🤖 AI Summary
This study addresses the limitations of traditional contact-based clinical assessments for muscle fatigue, which are ill-suited for remote, non-invasive, large-scale screening. To overcome this, the authors propose a contactless fatigue identification method that accurately differentiates fatigue states across multiple upper-limb muscle groups by comparing subjects’ free-arm movements with high-fidelity physics-based musculoskeletal simulation models under varying levels of fatigue. This work represents the first integration of high-fidelity musculoskeletal simulation with real-world motion data for fatigue diagnosis, effectively bridging the gap between simulation and reality. The approach validates feasible configurations of advanced simulators for this task and establishes a novel paradigm for remote, automated assessment of muscular function.
📝 Abstract
Contactless diagnosis of musculoskeletal disorders can potentially improve population health as well as robot behaviours in collaborative settings. However, current diagnosis methods require an in-person physical examination in which a trained physician senses, through contact, the force applied by various muscles.
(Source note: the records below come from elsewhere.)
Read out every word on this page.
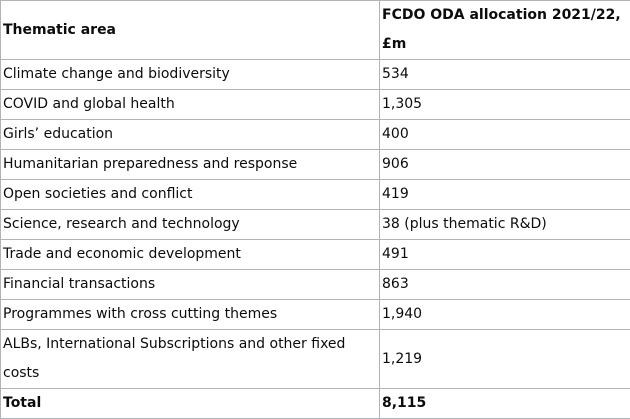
Thematic area	FCDO ODA allocation 2021/22, £m
Climate change and biodiversity	534
COVID and global health	1,305
Girls’ education	400
Humanitarian preparedness and response	906
Open societies and conflict	419
Science, research and technology	38 (plus thematic R&D)
Trade and economic development	491
Financial transactions	863
Programmes with cross cutting themes	1,940
ALBs, International Subscriptions and other fixed costs	1,219
Total	8,115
Simulation tools exist, but their use for diagnosis with real data is under-explored. In this paper, we propose an algorithm for identifying which upper-limb muscle group is fatigued. Our algorithm compares the realworld free-space motion of the subject with that of a simulated musculoskeletal model, and is therefore contactless: preventing the need for invasive sensing or in-person assessment. Our algorithm simulates various fatigue conditions using a physics-based musculoskeletal model and extracts diagnostic motion features from both real and simulated data, which are compared for diagnosis. Experimental results on real data demonstrate that the proposed method can reliably distinguish between multiple muscle-groups of fatigue. Additionally, through comprehensive performance comparisons, we show how recent advanced musculoskeletal simulators can be properly configured to address the sim-to-real gap in the context of the fatigue diagnosis task. Our approach can potentially spur further research in remote and automated diagnosis, significantly lowering the barrier to large-scale and early detection.